The Alehouse Murders
frame and a shock of hair as red as Jennet’s. When they caught sight of Bascot they stopped in the doorway and bobbed their heads deferentially. They were, presumably, Jennet’s husband and son. The thunder continued to sound and then there was the heavy patter of falling rain, plopping loudly into the yard behind them. The noise lent weight to Bascot’s words, seeming as though God himself was reinforcing the Templar’s judgement.
    Agnes had now fallen to her knees, imploring Bascot not to take her away and begging her sister to help her. Her wailing was interrupted by a loud knocking on the door of the small house. Ernulf opened it to find outside the man-at-arms he had left on guard at the alehouse. The soldier asked the serjeant if he could speak to him privately and Ernulf disappeared through the door, returning almost immediately.
    “There’s been a stabbing,” he said in response to Bascot’s questioning look. “The priest at St. Andrew’s, Father Anselm. A parishioner found him behind the altar, lying in his own blood.”
    “How could that be? I just left him preparing to celebrate evening Mass,” Bascot exclaimed.
    “Must have happened after you left, and before anyone arrived for the service.”
    “Is he alive?” Bascot asked.
    “Barely. Sheriff Camville’s town guard is there, and a leech. My man thought you might want to know.”
    “He was right. We’ll go at once.” Bascot rose and added, “Bring the alewife with you, Ernulf. Perhaps the sight of the priest’s blood will loosen her tongue. If not”—he shrugged—“the sheriff’s guard can take her to the castle.”
    Bascot pushed out of the small house, Gianni behind him and Ernulf, with a loudly screeching Agnes in tow, following. They mounted their horses, dumping Agnes on the saddlebow in front of the man-at-arms, where she clung to the mane of his horse sobbing and calling out to her sister. Jennet, along with her husband and son, ran into the street after them, following Bascot as he spurred his reluctant horse forward into the drenching rain.

Eight
    A CROWD WAS GATHERED OUTSIDE THE DOOR OF ST. ANDREW’S church despite the heavy rainfall. They stood with bowed heads, fear written large on their faces, keeping a conspicuous space between themselves and the ring of the sheriff’s guard who stood in a phalanx of four, swords drawn, outside the church door. To harm a priest, a man of God, was a serious matter. His attacker would have damned his immortal soul.

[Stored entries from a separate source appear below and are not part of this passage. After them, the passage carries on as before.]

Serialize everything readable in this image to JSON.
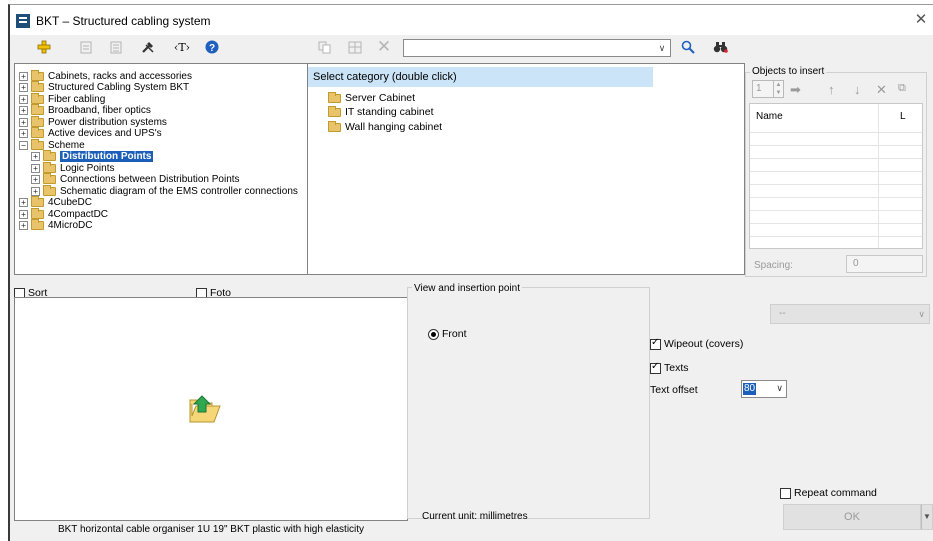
{
  "window": {
    "title": "BKT – Structured cabling system"
  },
  "toolbar": {
    "icons": [
      "add-icon",
      "disabled-doc-icon",
      "disabled-list-icon",
      "tools-icon",
      "text-tag-icon",
      "help-icon",
      "disabled-copy-icon",
      "disabled-grid-icon",
      "disabled-delete-icon",
      "search-icon",
      "binoculars-icon"
    ],
    "search_value": ""
  },
  "tree": {
    "items": [
      {
        "label": "Cabinets, racks and accessories",
        "expander": "+"
      },
      {
        "label": "Structured Cabling System BKT",
        "expander": "+"
      },
      {
        "label": "Fiber cabling",
        "expander": "+"
      },
      {
        "label": "Broadband, fiber optics",
        "expander": "+"
      },
      {
        "label": "Power distribution systems",
        "expander": "+"
      },
      {
        "label": "Active devices and UPS's",
        "expander": "+"
      },
      {
        "label": "Scheme",
        "expander": "−"
      },
      {
        "label": "Distribution Points",
        "expander": "+"
      },
      {
        "label": "Logic Points",
        "expander": "+"
      },
      {
        "label": "Connections between Distribution Points",
        "expander": "+"
      },
      {
        "label": "Schematic diagram of the EMS controller connections",
        "expander": "+"
      },
      {
        "label": "4CubeDC",
        "expander": "+"
      },
      {
        "label": "4CompactDC",
        "expander": "+"
      },
      {
        "label": "4MicroDC",
        "expander": "+"
      }
    ],
    "selected": "Distribution Points"
  },
  "category": {
    "header": "Select category (double click)",
    "items": [
      "Server Cabinet",
      "IT standing cabinet",
      "Wall hanging cabinet"
    ]
  },
  "objects": {
    "group_label": "Objects to insert",
    "count": "1",
    "col_name": "Name",
    "col_l": "L",
    "spacing_label": "Spacing:",
    "spacing_value": "0"
  },
  "options": {
    "sort_label": "Sort",
    "sort_checked": false,
    "foto_label": "Foto",
    "foto_checked": false,
    "view_group_label": "View and insertion point",
    "front_label": "Front",
    "front_selected": true,
    "disabled_select_value": "--",
    "wipeout_label": "Wipeout (covers)",
    "wipeout_checked": true,
    "texts_label": "Texts",
    "texts_checked": true,
    "text_offset_label": "Text offset",
    "text_offset_value": "80",
    "repeat_label": "Repeat command",
    "repeat_checked": false
  },
  "preview": {
    "caption": "BKT horizontal cable organiser 1U 19\" BKT plastic with high elasticity"
  },
  "footer": {
    "unit_label": "Current unit: millimetres",
    "ok_label": "OK"
  }
}
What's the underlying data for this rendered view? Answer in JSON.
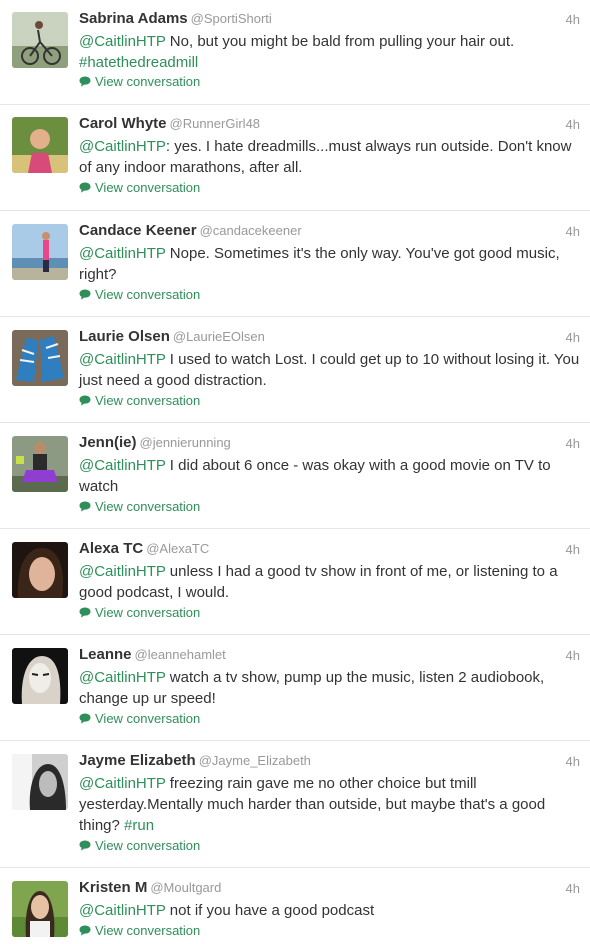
{
  "view_conversation": "View conversation",
  "tweets": [
    {
      "name": "Sabrina Adams",
      "handle": "@SportiShorti",
      "time": "4h",
      "mention": "@CaitlinHTP",
      "text": " No, but you might be bald from pulling your hair out.",
      "hashtag": "#hatethedreadmill"
    },
    {
      "name": "Carol Whyte",
      "handle": "@RunnerGirl48",
      "time": "4h",
      "mention": "@CaitlinHTP",
      "text": ": yes. I hate dreadmills...must always run outside. Don't know of any indoor marathons, after all."
    },
    {
      "name": "Candace Keener",
      "handle": "@candacekeener",
      "time": "4h",
      "mention": "@CaitlinHTP",
      "text": " Nope. Sometimes it's the only way. You've got good music, right?"
    },
    {
      "name": "Laurie Olsen",
      "handle": "@LaurieEOlsen",
      "time": "4h",
      "mention": "@CaitlinHTP",
      "text": " I used to watch Lost. I could get up to 10 without losing it. You just need a good distraction."
    },
    {
      "name": "Jenn(ie)",
      "handle": "@jennierunning",
      "time": "4h",
      "mention": "@CaitlinHTP",
      "text": " I did about 6 once - was okay with a good movie on TV to watch"
    },
    {
      "name": "Alexa TC",
      "handle": "@AlexaTC",
      "time": "4h",
      "mention": "@CaitlinHTP",
      "text": " unless I had a good tv show in front of me, or listening to a good podcast, I would."
    },
    {
      "name": "Leanne",
      "handle": "@leannehamlet",
      "time": "4h",
      "mention": "@CaitlinHTP",
      "text": " watch a tv show, pump up the music, listen 2 audiobook, change up ur speed!"
    },
    {
      "name": "Jayme Elizabeth",
      "handle": "@Jayme_Elizabeth",
      "time": "4h",
      "mention": "@CaitlinHTP",
      "text": " freezing rain gave me no other choice but tmill yesterday.Mentally much harder than outside, but maybe that's a good thing? ",
      "hashtag": "#run"
    },
    {
      "name": "Kristen M",
      "handle": "@Moultgard",
      "time": "4h",
      "mention": "@CaitlinHTP",
      "text": " not if you have a good podcast"
    }
  ]
}
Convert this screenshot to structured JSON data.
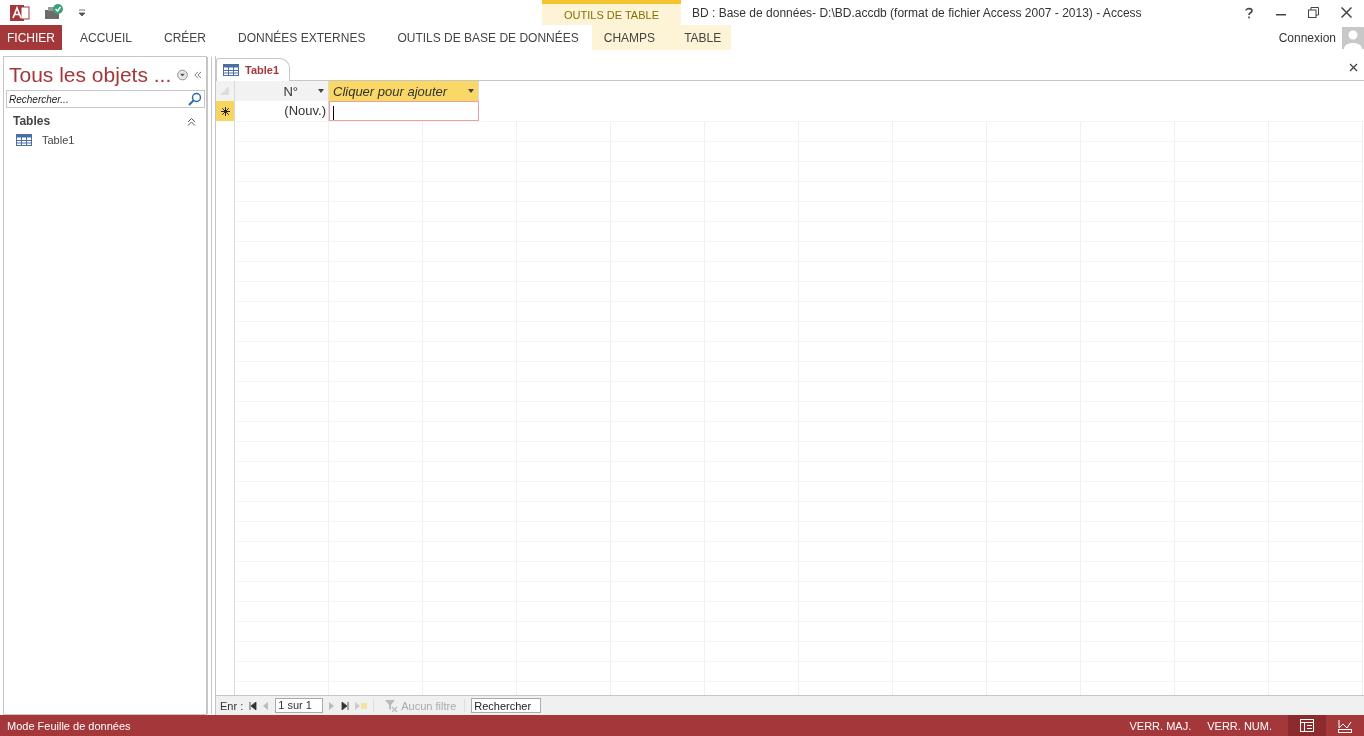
{
  "window": {
    "title": "BD : Base de données- D:\\BD.accdb (format de fichier Access 2007 - 2013) - Access",
    "account": "Connexion"
  },
  "ribbon": {
    "contextual_group": "OUTILS DE TABLE",
    "tabs": [
      {
        "label": "FICHIER",
        "kind": "file",
        "selected": false
      },
      {
        "label": "ACCUEIL",
        "kind": "normal",
        "selected": false
      },
      {
        "label": "CRÉER",
        "kind": "normal",
        "selected": false
      },
      {
        "label": "DONNÉES EXTERNES",
        "kind": "normal",
        "selected": false
      },
      {
        "label": "OUTILS DE BASE DE DONNÉES",
        "kind": "normal",
        "selected": false
      },
      {
        "label": "CHAMPS",
        "kind": "contextual",
        "selected": false
      },
      {
        "label": "TABLE",
        "kind": "contextual",
        "selected": false
      }
    ]
  },
  "nav_pane": {
    "title": "Tous les objets ...",
    "search_placeholder": "Rechercher...",
    "groups": [
      {
        "label": "Tables",
        "expanded": true,
        "items": [
          {
            "label": "Table1"
          }
        ]
      }
    ]
  },
  "document_tabs": [
    {
      "label": "Table1",
      "selected": true
    }
  ],
  "datasheet": {
    "columns": [
      {
        "label": "N°",
        "kind": "field"
      },
      {
        "label": "Cliquer pour ajouter",
        "kind": "add"
      }
    ],
    "new_row": {
      "cells": [
        "(Nouv.)",
        ""
      ]
    }
  },
  "record_nav": {
    "label": "Enr :",
    "position": "1 sur 1",
    "filter": "Aucun filtre",
    "search_placeholder": "Rechercher"
  },
  "status_bar": {
    "mode": "Mode Feuille de données",
    "indicators": [
      "VERR. MAJ.",
      "VERR. NUM."
    ]
  }
}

    They fell back quietly as Bascot dismounted and made for the door. The sheriff’s guard parted to let him through, their badges bearing Camville’s emblem of a silver lion glinting brightly through the mist of streaming rain. Ernulf pulled Agnes roughly from her seat and, dragging her behind him, they followed Bascot into the church.
    At the far end of the nave, beside the altar, a small group of people were kneeling around the prone body of the priest. Bascot recognised the burly figure of Roget, the captain of Camville’s guard. He and Roget had first met on crusade when Roget had been a serjeant under Mercadier, the commander of King Richard’s mercenary forces. Roget was a brutal and vicious man, but he was extremely capable and usually loyal to his current paymaster, a trait not always found in hired soldiers. Tall, black-visaged and rangily built with the scar of an old sword slash running from brow to chin, he nodded to Bascot in recognition and moved back so that the Templar could see the body of the priest more clearly. Kneeling on the far side of Father Anselm was another priest, murmuring prayers and robed in readiness to give extreme unction. Beside him was a short rotund man, a fine gold chain strung with extracted human teeth hanging around his neck. This must be the leech that Ernulf had mentioned, a barber-surgeon. His neatly trimmed grey hair and clean-shaven chin gleamed with oil as he looked up at Bascot, round face shiny with excitement.